Tuesday, April 11, 2017

Claudine Nash and Lynne S. Viti

A while back Claudine Nash sent me two poems from her recent book Parts per Trillion.  I hope that you will enjoy them!   "Permission Slip" is especially appropriate during this hectic spring semester.

"Permission Slip"

Today I permit myself to
forget what I know of gravity,
to awaken inattentive to mass
and weight and feel no force
other than the speed of promise.
I will allow this sensation to
propel me upwards with such
velocity that liftoff will
shake my doubtful features
unrecognizable to the side
of me that seeks to reunite
my bones with Earth.

I wish to remain airborne
as long as possible.  I grant
myself  permission to stuff
my ears with wind and answer
only to my truest name,  to snub
the voices that shout out the
physics and trajectories of me,
that scold “you get down this
very instant,  this place is a mess
and soaring time is over.”

(First appeared in Peeking Cat Poetry Magazine)

“Certain Words”

There are certain words you
would wait a lifetime to hear.
Like, “you didn’t ruin a
thing,” or “the ground between
us never turned to dust.”
Better still, “look, here’s a

stack of old envelopes
made out to you” and upon
inspecting their odd postmarks
and stamps, feel love leak
from their folds or read

scribbled between the lines of
the onionskin sheets within,
the explanation you’ve always
wanted interwoven with
the phrase “You were only
briefly forgotten.”

But mostly, you would
forfeit the scent of oncoming
rain or abandon the sight of
the swollen red moon just
to be told, “Please listen now,
there’s something I’m ready
to say.”

First appeared in The Problem with Loving Ghosts (Finishing Line Press, 2014)

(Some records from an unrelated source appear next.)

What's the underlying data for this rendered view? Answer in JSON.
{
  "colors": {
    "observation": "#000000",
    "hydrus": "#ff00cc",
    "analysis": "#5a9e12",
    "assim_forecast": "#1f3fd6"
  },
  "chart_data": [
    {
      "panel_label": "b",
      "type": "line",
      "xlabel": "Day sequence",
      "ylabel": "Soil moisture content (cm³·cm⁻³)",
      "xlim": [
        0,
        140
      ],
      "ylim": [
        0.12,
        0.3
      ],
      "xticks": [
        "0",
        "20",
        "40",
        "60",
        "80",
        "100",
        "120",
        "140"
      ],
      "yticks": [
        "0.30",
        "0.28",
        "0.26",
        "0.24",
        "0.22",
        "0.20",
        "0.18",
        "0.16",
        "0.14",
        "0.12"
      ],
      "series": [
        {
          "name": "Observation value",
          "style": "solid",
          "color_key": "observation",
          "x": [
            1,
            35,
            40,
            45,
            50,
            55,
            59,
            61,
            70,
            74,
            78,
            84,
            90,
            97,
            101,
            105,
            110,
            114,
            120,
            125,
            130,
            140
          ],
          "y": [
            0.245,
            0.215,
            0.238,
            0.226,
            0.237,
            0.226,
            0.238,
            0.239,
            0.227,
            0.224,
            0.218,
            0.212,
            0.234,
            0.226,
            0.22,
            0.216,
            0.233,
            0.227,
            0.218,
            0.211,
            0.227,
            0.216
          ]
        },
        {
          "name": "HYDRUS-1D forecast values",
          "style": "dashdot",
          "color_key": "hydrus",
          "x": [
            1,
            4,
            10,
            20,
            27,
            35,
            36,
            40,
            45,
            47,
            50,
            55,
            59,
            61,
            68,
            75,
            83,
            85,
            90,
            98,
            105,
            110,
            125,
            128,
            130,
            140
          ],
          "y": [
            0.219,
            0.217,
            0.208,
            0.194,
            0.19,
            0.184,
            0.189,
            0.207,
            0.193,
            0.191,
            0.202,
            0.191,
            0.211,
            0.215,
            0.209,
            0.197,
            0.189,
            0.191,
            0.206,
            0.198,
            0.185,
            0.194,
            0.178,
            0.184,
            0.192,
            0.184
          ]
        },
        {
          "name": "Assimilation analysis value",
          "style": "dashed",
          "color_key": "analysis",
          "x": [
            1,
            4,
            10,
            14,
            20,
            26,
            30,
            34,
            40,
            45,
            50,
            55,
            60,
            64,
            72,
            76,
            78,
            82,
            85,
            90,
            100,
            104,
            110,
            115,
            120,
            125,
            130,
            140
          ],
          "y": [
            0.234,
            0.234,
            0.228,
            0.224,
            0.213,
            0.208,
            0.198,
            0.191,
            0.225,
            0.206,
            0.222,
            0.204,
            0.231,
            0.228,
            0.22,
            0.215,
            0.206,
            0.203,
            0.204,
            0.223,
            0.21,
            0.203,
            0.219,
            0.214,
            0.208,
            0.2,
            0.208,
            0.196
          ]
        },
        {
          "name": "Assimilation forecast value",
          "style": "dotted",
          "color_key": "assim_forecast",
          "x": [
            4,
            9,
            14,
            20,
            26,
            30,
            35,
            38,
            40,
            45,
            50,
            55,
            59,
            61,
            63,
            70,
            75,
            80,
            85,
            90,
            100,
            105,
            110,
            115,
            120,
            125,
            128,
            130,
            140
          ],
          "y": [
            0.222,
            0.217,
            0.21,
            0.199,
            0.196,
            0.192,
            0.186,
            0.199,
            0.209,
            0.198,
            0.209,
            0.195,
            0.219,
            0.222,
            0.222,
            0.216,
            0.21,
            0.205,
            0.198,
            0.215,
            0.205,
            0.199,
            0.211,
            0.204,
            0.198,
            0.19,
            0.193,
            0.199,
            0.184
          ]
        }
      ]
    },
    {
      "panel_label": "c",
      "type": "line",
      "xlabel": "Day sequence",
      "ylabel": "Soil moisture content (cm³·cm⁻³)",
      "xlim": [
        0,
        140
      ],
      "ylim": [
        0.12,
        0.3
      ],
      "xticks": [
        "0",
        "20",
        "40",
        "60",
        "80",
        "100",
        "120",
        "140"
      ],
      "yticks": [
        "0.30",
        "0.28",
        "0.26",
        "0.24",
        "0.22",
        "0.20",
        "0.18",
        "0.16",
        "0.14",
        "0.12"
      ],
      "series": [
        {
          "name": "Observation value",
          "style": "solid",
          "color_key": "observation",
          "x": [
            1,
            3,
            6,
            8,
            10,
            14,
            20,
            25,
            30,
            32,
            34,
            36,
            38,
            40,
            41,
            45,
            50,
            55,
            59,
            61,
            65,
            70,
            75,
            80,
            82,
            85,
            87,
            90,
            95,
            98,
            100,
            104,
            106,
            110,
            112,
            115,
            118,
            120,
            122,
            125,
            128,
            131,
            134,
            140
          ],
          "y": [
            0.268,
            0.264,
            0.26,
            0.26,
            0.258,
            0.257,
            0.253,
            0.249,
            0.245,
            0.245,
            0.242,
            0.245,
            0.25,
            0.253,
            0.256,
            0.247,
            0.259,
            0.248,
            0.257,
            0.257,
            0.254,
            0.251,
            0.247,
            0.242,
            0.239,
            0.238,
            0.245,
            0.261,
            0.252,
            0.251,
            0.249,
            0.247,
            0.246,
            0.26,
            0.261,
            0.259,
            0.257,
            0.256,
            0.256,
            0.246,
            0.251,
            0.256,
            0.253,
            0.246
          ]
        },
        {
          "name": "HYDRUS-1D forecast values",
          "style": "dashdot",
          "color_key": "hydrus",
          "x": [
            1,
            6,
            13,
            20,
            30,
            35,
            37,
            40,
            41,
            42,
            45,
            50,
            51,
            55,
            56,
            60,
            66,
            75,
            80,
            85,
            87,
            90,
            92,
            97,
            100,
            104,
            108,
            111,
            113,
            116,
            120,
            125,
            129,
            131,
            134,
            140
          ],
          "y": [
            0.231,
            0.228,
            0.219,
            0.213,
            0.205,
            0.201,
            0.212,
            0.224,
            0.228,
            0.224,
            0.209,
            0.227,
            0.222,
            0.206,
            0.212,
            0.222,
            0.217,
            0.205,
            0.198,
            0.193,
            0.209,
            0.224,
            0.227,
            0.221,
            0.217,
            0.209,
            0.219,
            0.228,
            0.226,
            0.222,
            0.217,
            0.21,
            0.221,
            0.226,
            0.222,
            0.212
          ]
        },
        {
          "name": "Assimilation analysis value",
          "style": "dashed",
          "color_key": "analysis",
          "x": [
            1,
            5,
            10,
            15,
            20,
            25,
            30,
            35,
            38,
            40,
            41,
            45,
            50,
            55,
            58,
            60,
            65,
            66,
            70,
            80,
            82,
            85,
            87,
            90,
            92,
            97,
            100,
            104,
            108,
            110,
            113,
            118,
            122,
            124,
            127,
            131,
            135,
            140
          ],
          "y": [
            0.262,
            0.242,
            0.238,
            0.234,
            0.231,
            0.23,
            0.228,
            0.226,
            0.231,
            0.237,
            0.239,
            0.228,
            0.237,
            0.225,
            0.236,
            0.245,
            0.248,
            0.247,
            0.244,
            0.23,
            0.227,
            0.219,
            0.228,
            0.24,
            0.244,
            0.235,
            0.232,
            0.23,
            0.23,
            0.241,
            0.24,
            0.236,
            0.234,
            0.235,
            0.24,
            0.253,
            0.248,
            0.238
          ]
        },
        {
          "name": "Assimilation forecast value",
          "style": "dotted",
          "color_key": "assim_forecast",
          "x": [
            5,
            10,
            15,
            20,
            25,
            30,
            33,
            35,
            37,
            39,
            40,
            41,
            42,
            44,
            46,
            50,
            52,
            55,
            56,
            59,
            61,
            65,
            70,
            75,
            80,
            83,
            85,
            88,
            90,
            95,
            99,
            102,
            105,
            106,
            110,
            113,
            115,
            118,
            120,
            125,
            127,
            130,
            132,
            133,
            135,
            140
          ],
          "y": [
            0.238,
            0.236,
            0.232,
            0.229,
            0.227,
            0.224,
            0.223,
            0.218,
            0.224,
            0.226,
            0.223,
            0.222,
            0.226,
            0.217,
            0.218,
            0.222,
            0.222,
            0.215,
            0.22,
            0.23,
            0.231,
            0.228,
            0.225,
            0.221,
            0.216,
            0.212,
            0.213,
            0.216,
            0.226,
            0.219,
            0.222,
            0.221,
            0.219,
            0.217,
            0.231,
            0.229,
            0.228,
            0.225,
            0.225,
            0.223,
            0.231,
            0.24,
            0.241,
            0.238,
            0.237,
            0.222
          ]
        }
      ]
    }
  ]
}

Claudine Nash’s collections include her full-length poetry book Parts per Trillion (Aldrich Press, 2016) and her chapbook The Problem with Loving Ghosts  (Finishing Line Press, 2014). She also recently edited the collection  In So Many Words: Interviews and Poetry from Today’s Poets (Madness Muse Press, 2016) with Adam Levon Brown.  Her poetry has been nominated for a Pushcart Prize and has appeared in a wide range of magazines and anthologies including Asimov’s Science Fiction, Cloudbank, Haight Ashbury Literary Journal and Yellow Chair Review amongst others. She is also
a practicing psychologist. Website: www.claudinenashpoetry.com.

Recently Lynne S. Viti (who served as a judge for the summer/fall 2016 contest) published a chapbook, Baltimore Girls, with Finishing Line Press.   I am thrilled to publish Sam Cornish's review here.

Baltimore Girls

Baltimore Girls is a brief collection of poems that examines the poet’s early life in the 1960s and the culture in which she grew up. It is personal history -- tales of a small group of young women who lived in the segregated city of my youth. The poems are mini-memoirs, snapshots of young women who had determined they were bound for greater things: “we were in a hurry to get out of town, out of state, through school, to a job...”

Although Viti tells us she “left as fast as she could,” her memories of people, places and her hometown culture remain vivid and sharp, filled with the manners and rituals of the era. She recounts a teen-age date as“a talisman of my life to come” because they spent the time talking “about the war, about Yeats...” This collection is significant for its realism, its honesty and its attention to detail. The poems are specific and descriptive, reminiscent of the lyric realism of James T. Farrell. This book establishes Viti as a poet of the memoir and local history. Her memories of time and place will resonate with many readers.

— Sam Cornish

If you'd like to read some of Lynne's poems, here is a link to some I published in August 2015:  http://thesongis.blogspot.com/2015/08/lynne-viti.html

To buy her wonderful book (which I encourage),  email Lynne at lviti@wellesley.edu for pricing details and to place an order. Proceeds will go to support Mercy High School Baltimore scholarship funds.

Lynne also added the following about an upcoming reading:  "I'm reading at Bird in Hand Books & Coffee on November 7, 2017 at 7 PM, in the Readings with Ralphie series. 11 E 33rd St, Baltimore, MD 21218."

Please spread the word!!!

Now for tonight's music.  I think I'll start with another song by Larry Young from an earlier album.  His "Of Love and Peace" does sound like flight: https://www.youtube.com/watch?v=IZOKMGe1nAI

Here is his version of "Seven Steps to Heaven": https://www.youtube.com/watch?v=qVGq-GQgVBU

I'll finish with his "Plaza del Toros," which is a little more conventional and bouncy: https://www.youtube.com/watch?v=AGB_fNG0R94  Grant Green plays on it as well.


  1. Valuable information which you have providing about the musics song i really appreciate it and really enjoy it.
    Kendrick Lamar

  2. Permission Slip made me cry. I've started listening to old jazz masters so I can work my way up to the more modern pieces you post.